Step 1 - Create a source
A dbt source defines the raw database schema that your models will read from. Sources are declared in a YAML file, which tells dbt where to find your tables and which schema to use at runtime.
Create a file such as my_source.yml under transforms/models:
version: 2
sources:
- name: my_source
schema: "{{ env_var('DBT_SOURCE_SCHEMA') }}"
tables:
- name: customers
- name: orders
The env_var function pulls the schema name from an environment variable at runtime, so you can point the same model at different schemas across your dev, staging, and prod environments without changing the file.
For the full list of source properties, see the dbt source properties reference.
Step 2 - Create a model
A dbt model defines a database table that dbt creates and keeps up to date. Each model is a single SQL file that selects and transforms data from your sources.
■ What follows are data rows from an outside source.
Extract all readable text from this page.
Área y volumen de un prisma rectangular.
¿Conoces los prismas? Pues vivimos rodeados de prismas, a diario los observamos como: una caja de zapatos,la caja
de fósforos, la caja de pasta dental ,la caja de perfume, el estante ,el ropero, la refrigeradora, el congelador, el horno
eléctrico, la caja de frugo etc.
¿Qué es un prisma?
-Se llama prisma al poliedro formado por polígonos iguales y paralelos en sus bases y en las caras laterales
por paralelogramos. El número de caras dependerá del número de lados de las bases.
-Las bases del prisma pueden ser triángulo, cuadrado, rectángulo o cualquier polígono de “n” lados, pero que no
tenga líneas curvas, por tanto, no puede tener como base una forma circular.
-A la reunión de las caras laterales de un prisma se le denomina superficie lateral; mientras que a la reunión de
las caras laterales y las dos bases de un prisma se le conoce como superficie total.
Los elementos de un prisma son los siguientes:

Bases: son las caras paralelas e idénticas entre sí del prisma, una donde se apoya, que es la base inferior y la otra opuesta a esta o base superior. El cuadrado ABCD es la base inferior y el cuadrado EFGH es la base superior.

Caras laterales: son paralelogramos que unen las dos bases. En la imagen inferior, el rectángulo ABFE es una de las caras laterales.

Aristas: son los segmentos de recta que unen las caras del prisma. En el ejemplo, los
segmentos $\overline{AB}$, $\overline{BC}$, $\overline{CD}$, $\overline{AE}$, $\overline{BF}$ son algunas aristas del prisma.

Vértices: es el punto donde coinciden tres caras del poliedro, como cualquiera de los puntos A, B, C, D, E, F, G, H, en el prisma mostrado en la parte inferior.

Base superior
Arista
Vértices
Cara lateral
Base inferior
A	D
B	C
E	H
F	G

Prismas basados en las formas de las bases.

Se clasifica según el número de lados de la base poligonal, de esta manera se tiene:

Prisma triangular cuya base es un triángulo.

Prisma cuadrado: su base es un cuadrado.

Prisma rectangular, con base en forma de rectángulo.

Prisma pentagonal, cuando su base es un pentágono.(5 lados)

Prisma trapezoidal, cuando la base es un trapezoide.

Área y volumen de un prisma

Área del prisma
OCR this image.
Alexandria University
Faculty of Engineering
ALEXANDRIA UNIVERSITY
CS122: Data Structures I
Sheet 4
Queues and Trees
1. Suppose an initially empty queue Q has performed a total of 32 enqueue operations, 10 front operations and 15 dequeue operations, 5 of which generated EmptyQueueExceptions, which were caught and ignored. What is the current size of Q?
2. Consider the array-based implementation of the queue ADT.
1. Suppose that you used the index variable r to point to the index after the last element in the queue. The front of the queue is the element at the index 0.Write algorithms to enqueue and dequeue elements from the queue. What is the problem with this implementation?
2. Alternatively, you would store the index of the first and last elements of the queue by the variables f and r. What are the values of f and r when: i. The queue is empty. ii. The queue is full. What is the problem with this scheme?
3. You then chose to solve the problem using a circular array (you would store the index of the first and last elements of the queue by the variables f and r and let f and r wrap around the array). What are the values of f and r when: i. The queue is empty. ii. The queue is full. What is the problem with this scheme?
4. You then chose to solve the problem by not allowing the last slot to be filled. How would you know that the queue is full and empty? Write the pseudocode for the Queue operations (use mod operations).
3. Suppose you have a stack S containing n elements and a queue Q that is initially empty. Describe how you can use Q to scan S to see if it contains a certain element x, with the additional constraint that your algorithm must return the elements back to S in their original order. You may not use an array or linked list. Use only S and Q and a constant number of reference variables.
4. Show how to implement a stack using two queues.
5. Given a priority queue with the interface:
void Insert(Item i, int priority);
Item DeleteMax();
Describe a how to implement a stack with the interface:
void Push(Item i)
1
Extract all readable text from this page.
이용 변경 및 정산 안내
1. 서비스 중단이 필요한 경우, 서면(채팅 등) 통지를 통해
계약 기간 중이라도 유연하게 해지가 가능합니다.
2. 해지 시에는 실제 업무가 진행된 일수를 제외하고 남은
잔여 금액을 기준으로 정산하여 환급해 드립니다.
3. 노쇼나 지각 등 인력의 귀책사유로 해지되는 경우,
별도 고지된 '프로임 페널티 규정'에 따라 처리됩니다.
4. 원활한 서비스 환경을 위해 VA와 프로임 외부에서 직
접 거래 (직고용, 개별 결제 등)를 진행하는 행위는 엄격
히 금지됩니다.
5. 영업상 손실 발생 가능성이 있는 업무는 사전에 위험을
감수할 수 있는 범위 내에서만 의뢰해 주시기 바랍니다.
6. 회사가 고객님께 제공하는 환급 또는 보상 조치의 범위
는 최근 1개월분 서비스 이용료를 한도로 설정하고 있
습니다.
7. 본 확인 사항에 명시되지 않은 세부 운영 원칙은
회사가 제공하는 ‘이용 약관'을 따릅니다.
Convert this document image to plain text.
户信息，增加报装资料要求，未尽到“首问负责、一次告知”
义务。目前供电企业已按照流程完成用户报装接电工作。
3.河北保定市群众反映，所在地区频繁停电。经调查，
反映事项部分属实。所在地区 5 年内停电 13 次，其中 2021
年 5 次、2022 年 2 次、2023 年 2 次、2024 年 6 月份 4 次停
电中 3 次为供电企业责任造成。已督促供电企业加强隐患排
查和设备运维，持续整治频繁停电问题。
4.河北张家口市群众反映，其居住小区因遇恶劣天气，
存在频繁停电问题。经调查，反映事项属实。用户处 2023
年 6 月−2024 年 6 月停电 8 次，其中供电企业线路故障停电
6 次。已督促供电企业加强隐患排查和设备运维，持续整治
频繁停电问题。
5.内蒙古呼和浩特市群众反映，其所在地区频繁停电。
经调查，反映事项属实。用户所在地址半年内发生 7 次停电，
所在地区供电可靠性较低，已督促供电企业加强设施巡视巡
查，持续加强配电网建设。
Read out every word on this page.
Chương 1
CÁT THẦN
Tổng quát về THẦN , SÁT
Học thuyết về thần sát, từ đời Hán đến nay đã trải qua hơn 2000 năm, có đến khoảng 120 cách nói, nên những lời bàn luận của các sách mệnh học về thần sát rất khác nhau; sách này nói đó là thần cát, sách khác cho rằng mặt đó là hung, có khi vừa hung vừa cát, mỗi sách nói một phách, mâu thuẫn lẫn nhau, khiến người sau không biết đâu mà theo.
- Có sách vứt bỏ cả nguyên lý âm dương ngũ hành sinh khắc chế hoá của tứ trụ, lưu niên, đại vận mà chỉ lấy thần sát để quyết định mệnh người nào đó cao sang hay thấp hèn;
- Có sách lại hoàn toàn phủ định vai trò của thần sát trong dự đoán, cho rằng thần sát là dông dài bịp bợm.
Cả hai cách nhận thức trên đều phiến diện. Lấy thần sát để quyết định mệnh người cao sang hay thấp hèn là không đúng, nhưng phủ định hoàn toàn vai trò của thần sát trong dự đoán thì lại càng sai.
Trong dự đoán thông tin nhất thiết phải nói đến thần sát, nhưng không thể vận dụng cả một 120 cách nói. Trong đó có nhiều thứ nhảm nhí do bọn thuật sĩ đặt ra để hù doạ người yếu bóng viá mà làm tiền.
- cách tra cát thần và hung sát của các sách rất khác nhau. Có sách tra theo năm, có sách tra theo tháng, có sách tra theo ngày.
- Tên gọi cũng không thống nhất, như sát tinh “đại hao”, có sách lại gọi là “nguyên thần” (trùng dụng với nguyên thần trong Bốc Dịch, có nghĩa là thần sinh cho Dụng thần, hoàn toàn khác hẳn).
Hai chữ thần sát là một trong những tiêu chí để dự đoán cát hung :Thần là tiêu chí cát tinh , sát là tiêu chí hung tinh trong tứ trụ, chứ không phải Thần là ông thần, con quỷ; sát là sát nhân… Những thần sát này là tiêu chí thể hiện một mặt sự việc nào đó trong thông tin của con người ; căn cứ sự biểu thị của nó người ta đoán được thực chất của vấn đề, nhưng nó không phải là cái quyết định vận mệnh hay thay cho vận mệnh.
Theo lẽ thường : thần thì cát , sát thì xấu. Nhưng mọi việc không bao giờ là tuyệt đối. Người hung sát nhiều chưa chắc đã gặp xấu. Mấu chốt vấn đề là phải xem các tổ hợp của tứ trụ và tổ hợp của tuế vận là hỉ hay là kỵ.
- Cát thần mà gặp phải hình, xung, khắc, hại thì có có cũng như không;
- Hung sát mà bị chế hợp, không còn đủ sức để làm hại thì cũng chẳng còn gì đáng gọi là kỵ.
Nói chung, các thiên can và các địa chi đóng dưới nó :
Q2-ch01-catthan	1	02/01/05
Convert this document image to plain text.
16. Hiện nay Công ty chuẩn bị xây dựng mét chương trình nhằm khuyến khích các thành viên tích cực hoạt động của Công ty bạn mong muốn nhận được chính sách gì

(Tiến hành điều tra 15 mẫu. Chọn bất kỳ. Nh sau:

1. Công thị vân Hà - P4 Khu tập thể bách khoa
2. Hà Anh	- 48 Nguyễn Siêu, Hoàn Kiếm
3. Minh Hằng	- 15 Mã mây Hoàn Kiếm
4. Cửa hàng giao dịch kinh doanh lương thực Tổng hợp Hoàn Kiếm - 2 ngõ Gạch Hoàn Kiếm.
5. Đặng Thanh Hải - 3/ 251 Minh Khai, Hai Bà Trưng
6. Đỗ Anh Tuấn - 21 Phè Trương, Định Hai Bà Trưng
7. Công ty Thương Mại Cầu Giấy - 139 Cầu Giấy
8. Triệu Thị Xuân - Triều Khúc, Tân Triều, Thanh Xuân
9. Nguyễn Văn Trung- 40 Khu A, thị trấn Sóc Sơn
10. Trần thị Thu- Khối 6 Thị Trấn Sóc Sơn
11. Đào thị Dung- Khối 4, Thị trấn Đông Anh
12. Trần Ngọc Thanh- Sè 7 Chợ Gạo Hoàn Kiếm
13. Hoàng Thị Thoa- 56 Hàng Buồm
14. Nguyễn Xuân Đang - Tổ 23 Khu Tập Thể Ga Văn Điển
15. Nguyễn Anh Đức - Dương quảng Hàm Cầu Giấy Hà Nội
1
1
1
Create a file such as my_model.sql under transforms/models:
{{ config(materialized='table') }}
with customers as (
select * from {{ source('my_source', 'customers') }}
),
orders as (
select * from {{ source('my_source', 'orders') }}
),
final as (
select
c.id,
c.name,
SUM(o.product_price * o.quantity) as total_spend
from customers c
join orders o on o.customer_id = c.id
group by c.id, c.name
order by total_spend desc
)
select * from final
The {{ config(materialized='table') }} block at the top tells dbt to create a physical table in your data store each time the model runs. The {{ source(...) }} references connect the model to the source tables defined in the previous step.
For a full reference of dbt Jinja functions available in models, see the dbt Jinja functions docs.
Step 3 - Run your models
dbt models require the source tables to exist before they can run. If the raw data is not yet in your data store, you will need to run your data import locally first.
Once the source data is in place, install and run dbt from your workspace directory:
# Install the dbt transformer plugin
meltano install transformer dbt
# Run all dbt models in the project
meltano invoke dbt run
For the full set of dbt run options, see the dbt run reference.
When a pipeline that includes dbt is run in the Meltano platform, all models in the project are executed automatically as part of that pipeline run. You do not need to trigger dbt separately.